The Ryan: *Is there something inherently wrong with hindering other people’s rights? *
Why, yes, of course there is. Other people’s rights are only truly meaningful insofar as they actually have the practical ability to exercise them. Trying to hinder other people from exercising their rights, which they are just as much entitled to as you are, is unfair, oppressive, and damaging to a free society.
Of course, it’s not that simple, because in many cases you can’t legitimately exercise your own rights without hindering other people from exercising theirs. So we have a dilemma: it’s a good thing for you to have as much freedom as possible to exercise your own rights, but it’s also a good thing for other people to have as much freedom as possible to exercise their rights, so these two good things conflict with each other. What to do??
Your solution is to remove governmental action from this dilemma entirely and let the imbalance of power decide it. The individual with more power has the freedom to exercise his/her rights to the maximum possible extent, and if that hinders the less powerful individual’s ability to exercise his/her rights, too f***ing bad. Problem solved.
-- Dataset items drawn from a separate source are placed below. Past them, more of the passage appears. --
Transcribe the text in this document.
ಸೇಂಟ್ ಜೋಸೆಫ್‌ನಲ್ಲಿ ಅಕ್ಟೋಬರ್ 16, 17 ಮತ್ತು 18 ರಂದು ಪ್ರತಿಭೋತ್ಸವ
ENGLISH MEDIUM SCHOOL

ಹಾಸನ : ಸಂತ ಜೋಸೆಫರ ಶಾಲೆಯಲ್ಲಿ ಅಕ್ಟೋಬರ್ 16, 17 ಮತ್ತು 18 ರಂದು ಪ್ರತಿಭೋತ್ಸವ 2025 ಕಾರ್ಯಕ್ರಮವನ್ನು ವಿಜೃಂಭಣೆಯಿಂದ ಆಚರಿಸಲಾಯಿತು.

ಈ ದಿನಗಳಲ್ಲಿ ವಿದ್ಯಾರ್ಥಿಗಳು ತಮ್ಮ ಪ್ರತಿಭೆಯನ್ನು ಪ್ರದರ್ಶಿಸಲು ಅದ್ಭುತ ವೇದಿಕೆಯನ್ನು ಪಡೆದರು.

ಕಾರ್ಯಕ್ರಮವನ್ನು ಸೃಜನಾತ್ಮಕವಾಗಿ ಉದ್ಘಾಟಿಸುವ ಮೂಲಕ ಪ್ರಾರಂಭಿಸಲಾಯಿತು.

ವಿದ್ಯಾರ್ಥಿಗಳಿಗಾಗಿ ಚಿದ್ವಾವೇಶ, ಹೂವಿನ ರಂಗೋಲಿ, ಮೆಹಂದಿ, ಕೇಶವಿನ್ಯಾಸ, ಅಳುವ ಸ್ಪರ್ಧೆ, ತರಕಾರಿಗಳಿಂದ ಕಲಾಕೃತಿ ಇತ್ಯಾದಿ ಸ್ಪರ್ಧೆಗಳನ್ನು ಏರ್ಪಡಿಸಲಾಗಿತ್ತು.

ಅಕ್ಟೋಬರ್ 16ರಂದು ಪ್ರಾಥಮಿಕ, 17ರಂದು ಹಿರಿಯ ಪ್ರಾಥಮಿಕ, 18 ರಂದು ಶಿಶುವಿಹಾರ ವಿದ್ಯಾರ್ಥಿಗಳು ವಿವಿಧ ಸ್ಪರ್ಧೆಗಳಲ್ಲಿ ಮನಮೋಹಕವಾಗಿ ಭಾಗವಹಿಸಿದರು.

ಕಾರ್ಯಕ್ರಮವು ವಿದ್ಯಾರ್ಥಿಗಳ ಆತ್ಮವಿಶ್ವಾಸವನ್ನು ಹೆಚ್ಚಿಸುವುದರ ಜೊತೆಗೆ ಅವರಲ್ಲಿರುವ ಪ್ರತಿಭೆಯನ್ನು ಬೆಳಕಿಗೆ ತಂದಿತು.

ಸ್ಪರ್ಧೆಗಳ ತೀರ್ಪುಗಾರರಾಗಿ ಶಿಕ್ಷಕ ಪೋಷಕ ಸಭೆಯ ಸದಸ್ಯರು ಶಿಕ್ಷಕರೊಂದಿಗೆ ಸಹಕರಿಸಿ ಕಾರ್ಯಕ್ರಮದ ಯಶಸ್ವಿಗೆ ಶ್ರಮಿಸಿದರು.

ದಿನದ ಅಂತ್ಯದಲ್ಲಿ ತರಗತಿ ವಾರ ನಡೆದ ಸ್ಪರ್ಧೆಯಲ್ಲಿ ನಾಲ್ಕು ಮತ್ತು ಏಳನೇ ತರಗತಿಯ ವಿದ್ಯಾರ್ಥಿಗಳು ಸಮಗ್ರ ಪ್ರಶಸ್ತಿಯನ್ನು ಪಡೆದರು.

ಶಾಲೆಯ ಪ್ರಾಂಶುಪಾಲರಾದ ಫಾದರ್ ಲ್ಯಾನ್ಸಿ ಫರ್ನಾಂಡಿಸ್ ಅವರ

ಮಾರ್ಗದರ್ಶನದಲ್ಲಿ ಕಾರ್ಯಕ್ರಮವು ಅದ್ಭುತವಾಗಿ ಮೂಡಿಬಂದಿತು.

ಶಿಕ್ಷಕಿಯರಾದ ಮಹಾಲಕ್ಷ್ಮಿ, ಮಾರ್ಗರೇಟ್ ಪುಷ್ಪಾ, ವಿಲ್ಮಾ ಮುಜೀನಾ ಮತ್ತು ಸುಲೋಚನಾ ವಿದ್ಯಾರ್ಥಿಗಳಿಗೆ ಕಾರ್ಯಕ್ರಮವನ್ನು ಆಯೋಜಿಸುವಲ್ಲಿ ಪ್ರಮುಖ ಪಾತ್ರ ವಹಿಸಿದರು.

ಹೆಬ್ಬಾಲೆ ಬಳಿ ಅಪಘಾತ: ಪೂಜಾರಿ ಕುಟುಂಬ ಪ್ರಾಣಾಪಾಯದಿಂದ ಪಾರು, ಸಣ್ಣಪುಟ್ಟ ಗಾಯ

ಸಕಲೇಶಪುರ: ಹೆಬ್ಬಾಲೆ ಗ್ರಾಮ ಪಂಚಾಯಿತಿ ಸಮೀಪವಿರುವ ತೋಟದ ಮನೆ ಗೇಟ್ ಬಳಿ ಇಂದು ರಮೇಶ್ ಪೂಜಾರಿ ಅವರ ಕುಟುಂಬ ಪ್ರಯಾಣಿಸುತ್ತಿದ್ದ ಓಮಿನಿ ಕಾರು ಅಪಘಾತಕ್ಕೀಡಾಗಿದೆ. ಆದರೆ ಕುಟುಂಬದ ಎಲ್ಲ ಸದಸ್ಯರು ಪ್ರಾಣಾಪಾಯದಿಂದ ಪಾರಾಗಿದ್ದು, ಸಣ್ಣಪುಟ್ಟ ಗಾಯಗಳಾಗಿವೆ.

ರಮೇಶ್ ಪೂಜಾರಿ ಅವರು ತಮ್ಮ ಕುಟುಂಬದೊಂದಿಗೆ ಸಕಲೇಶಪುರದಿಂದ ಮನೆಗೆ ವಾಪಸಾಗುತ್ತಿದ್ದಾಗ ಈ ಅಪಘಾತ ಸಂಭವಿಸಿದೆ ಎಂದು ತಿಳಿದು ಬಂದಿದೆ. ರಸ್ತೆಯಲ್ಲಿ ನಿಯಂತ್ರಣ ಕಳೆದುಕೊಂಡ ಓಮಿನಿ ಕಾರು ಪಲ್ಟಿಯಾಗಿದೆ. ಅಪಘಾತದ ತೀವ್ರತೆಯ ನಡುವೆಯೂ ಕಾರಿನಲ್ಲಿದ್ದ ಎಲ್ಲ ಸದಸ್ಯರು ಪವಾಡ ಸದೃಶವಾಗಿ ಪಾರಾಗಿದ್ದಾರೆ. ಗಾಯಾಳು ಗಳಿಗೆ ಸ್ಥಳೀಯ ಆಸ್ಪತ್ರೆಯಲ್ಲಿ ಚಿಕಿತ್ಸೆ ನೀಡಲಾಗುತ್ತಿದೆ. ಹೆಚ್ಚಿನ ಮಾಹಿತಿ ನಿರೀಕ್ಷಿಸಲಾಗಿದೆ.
My solution (and that of American jurisprudence in general) is less tidy but, I think, ultimately much more fair: we try to ensure that all individuals maintain a certain degree of real freedom to exercise at least their most basic rights. So we restrict the freedom to exercise certain other rights which have the most hindering and damaging effect to this basic degree of liberty. This way, your practical ability to exercise your rights isn’t entirely dependent on how much power you have.
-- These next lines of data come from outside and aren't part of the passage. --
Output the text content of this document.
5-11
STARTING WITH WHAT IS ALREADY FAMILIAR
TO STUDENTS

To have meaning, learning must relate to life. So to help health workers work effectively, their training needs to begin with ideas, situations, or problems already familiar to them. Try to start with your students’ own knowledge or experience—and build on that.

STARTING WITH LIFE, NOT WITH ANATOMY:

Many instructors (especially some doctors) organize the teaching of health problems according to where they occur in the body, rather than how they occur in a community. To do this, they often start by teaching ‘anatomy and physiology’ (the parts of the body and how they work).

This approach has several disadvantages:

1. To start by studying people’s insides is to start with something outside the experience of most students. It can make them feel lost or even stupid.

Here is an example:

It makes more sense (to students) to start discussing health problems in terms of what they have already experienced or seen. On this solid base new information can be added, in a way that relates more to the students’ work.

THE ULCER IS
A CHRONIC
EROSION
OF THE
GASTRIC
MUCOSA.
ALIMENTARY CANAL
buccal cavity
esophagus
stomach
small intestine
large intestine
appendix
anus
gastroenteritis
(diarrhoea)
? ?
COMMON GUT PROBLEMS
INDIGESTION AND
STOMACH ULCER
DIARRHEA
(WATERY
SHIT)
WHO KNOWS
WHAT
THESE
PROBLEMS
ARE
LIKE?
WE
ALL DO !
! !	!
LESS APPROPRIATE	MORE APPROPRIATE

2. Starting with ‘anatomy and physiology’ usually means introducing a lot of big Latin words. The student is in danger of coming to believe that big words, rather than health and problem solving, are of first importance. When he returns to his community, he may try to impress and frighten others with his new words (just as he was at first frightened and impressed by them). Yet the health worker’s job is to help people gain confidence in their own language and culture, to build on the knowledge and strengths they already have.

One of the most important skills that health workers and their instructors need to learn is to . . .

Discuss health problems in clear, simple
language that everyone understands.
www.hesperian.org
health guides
I really don’t appreciate your distortion of an honest question.
Sorry if my response appeared to be “distorting” your question, and I will try to be more careful to interpret it exactly as you meant it.
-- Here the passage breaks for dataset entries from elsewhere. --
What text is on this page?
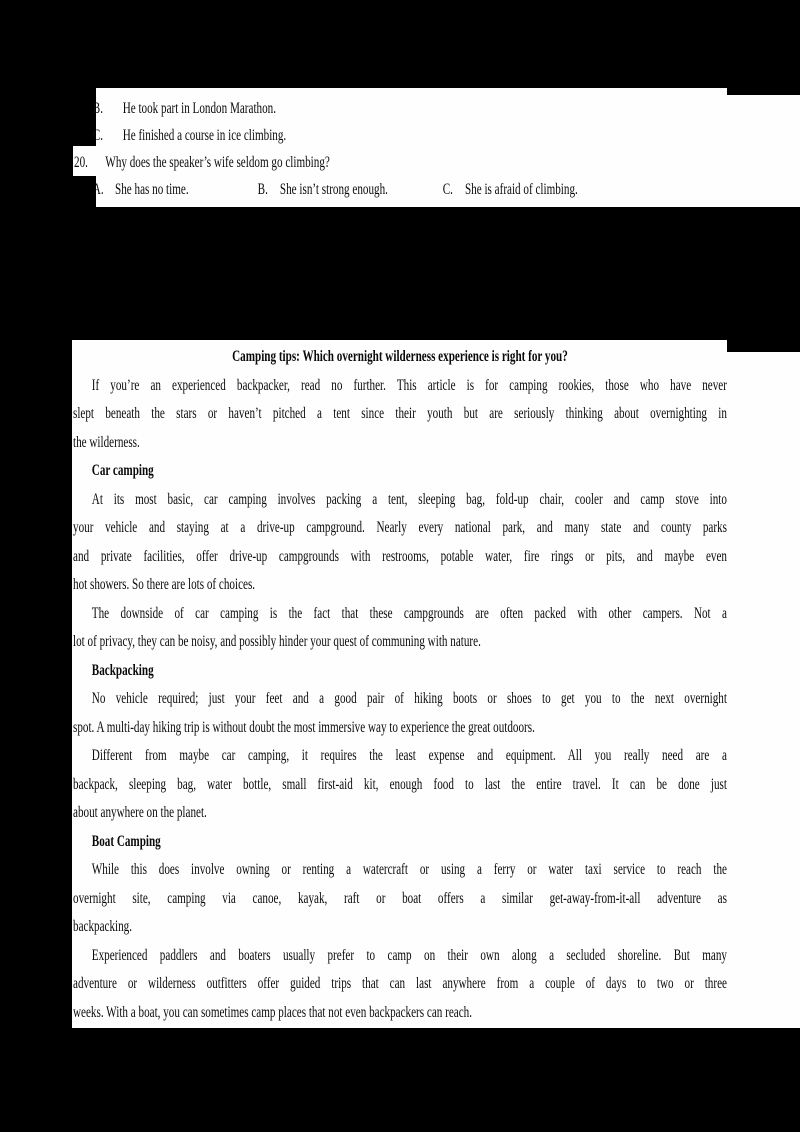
B. He took part in London Marathon.
C. He finished a course in ice climbing.
20. Why does the speaker’s wife seldom go climbing?
A. She has no time.	B. She isn’t strong enough.	C. She is afraid of climbing.
Camping tips: Which overnight wilderness experience is right for you?
If you’re an experienced backpacker, read no further. This article is for camping rookies, those who have never
slept beneath the stars or haven’t pitched a tent since their youth but are seriously thinking about overnighting in
the wilderness.
Car camping
At its most basic, car camping involves packing a tent, sleeping bag, fold-up chair, cooler and camp stove into
your vehicle and staying at a drive-up campground. Nearly every national park, and many state and county parks
and private facilities, offer drive-up campgrounds with restrooms, potable water, fire rings or pits, and maybe even
hot showers. So there are lots of choices.
The downside of car camping is the fact that these campgrounds are often packed with other campers. Not a
lot of privacy, they can be noisy, and possibly hinder your quest of communing with nature.
Backpacking
No vehicle required; just your feet and a good pair of hiking boots or shoes to get you to the next overnight
spot. A multi-day hiking trip is without doubt the most immersive way to experience the great outdoors.
Different from maybe car camping, it requires the least expense and equipment. All you really need are a
backpack, sleeping bag, water bottle, small first-aid kit, enough food to last the entire travel. It can be done just
about anywhere on the planet.
Boat Camping
While this does involve owning or renting a watercraft or using a ferry or water taxi service to reach the
overnight site, camping via canoe, kayak, raft or boat offers a similar get-away-from-it-all adventure as
backpacking.
Experienced paddlers and boaters usually prefer to camp on their own along a secluded shoreline. But many
adventure or wilderness outfitters offer guided trips that can last anywhere from a couple of days to two or three
weeks. With a boat, you can sometimes camp places that not even backpackers can reach.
I would like to know what, if anything, is the principle that distinguishes silly hat legislation from anti-discrimination legislation.
Without exactly knowing how you’re defining “principle” in this case, I’d say the distinction lies in the principle of striking a reasonable balance between employers’ and employees’ liberty to exercise their basic rights. Being denied a job is much more likely to interfere severely with your liberty to exercise your rights than is being denied the sight of your employer in a funny hat. Therefore, it is reasonable for the law to require employers not to discriminate for non-job-related reasons, but it’s not reasonable for the law to require employers to wear funny hats.
If you’re concerned that this may involve gray areas and ambiguities, and that we may run up against situations where the distinction between “reasonable” and “unreasonable” restrictions isn’t so clear, you’re quite right. I pointed that out several posts ago. Trying to establish a legal balance between clashing rights that tend to hinder one another in practice is a difficult job, with a lot of inevitable fuzziness built into it. I still think it far preferable to your laissez-faire solution of leaving the practical liberty of exercising rights to be entirely determined by power.